Hana Kuyō–Sanbyaku Rokujū Go Nichi Koi Moyō (花供養・365日恋もよう), literally meaning "Flower Festival - 365 Days of Love", is the seventh studio album by Japanese singer Sayuri Ishikawa.  The album was released on November 25, 1976 by Nippon Columbia. All twelve songs in the album are original songs written for Ishikawa by Yu Aku as lyricist and Takashi Miki (三木たかし) as composer and arranger.

Hana Kuyō–Sanbyaku Rokujū Go Nichi Koi Moyō is a concept album.  Each of the twelve songs in the album represents a month of a year.  In addition, most songs depict scenes of a particular place in Japan while some are not specific about its location.
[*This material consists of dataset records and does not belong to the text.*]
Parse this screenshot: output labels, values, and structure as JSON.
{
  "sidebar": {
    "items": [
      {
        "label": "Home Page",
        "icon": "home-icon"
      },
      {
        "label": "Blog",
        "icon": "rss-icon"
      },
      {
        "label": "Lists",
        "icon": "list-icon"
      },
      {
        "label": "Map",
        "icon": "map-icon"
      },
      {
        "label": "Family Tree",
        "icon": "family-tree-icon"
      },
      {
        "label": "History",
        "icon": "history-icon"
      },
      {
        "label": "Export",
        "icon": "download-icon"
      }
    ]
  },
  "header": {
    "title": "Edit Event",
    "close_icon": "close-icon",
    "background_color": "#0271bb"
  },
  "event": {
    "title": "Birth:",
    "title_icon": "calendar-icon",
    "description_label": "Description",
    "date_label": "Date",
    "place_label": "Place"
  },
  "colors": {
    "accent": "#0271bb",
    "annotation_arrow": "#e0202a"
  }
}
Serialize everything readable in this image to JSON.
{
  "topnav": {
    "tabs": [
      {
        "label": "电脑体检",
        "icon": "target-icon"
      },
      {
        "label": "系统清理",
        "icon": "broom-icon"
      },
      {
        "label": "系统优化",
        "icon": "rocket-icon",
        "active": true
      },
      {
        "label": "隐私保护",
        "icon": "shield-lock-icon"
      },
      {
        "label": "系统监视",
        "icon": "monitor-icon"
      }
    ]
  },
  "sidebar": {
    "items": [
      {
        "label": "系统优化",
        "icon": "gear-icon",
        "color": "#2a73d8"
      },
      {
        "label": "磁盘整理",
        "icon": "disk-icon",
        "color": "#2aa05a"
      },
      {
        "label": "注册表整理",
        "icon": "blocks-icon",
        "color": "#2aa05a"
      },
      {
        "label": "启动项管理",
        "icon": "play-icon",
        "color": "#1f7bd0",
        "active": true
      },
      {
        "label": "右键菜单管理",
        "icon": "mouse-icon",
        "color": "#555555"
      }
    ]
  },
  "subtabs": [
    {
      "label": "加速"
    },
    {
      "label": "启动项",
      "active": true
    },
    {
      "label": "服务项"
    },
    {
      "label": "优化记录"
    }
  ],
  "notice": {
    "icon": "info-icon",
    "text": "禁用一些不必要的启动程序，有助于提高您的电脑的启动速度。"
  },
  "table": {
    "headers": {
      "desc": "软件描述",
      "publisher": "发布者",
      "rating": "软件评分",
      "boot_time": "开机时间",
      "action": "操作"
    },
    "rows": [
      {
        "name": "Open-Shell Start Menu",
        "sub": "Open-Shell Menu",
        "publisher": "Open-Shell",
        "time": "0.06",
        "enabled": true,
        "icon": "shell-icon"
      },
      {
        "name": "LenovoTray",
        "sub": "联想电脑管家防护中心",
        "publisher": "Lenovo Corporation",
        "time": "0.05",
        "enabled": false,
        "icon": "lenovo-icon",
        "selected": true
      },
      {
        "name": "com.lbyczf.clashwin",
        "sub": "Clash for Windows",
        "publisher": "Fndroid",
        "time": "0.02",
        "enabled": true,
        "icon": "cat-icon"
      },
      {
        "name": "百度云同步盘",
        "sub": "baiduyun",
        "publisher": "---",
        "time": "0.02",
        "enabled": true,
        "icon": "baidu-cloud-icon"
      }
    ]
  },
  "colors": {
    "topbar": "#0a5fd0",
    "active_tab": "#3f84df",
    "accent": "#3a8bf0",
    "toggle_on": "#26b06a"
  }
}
Ishikawa’s signature song "Tsugaru Kaikyō Fuyugeshiki" originally appeared as the song representing the month of December in this album.  Prior to the release of this album, Ishikawa sang "Tsugaru Kaikyō Fuyugeshiki" on stage at her recital in Osaka. This first presentation of the song received critical acclaim, which led to the song’s subsequent release as a single in the following year.

The album was originally released in 30 cm LP format.  It was reprinted in 12 cm CD format in 1993 by Nippon Columbia.

Track listing

Time of each song is from the CD reprint.  The sleeve of the original LP album does not have time of the songs.

Singles
"Hana Kuyō" (花供養 Flower Festival), also the main title of the album, was originally released as the fourteenth single by Ishikawa.

"Tsugaru Kaikyō Fuyugeshiki" was released as Ishikawa’s fifteenth single following the release of the album.

Personnel
The album sleeve does not credit people other than singer Ishikawa and writers Aku and Miki.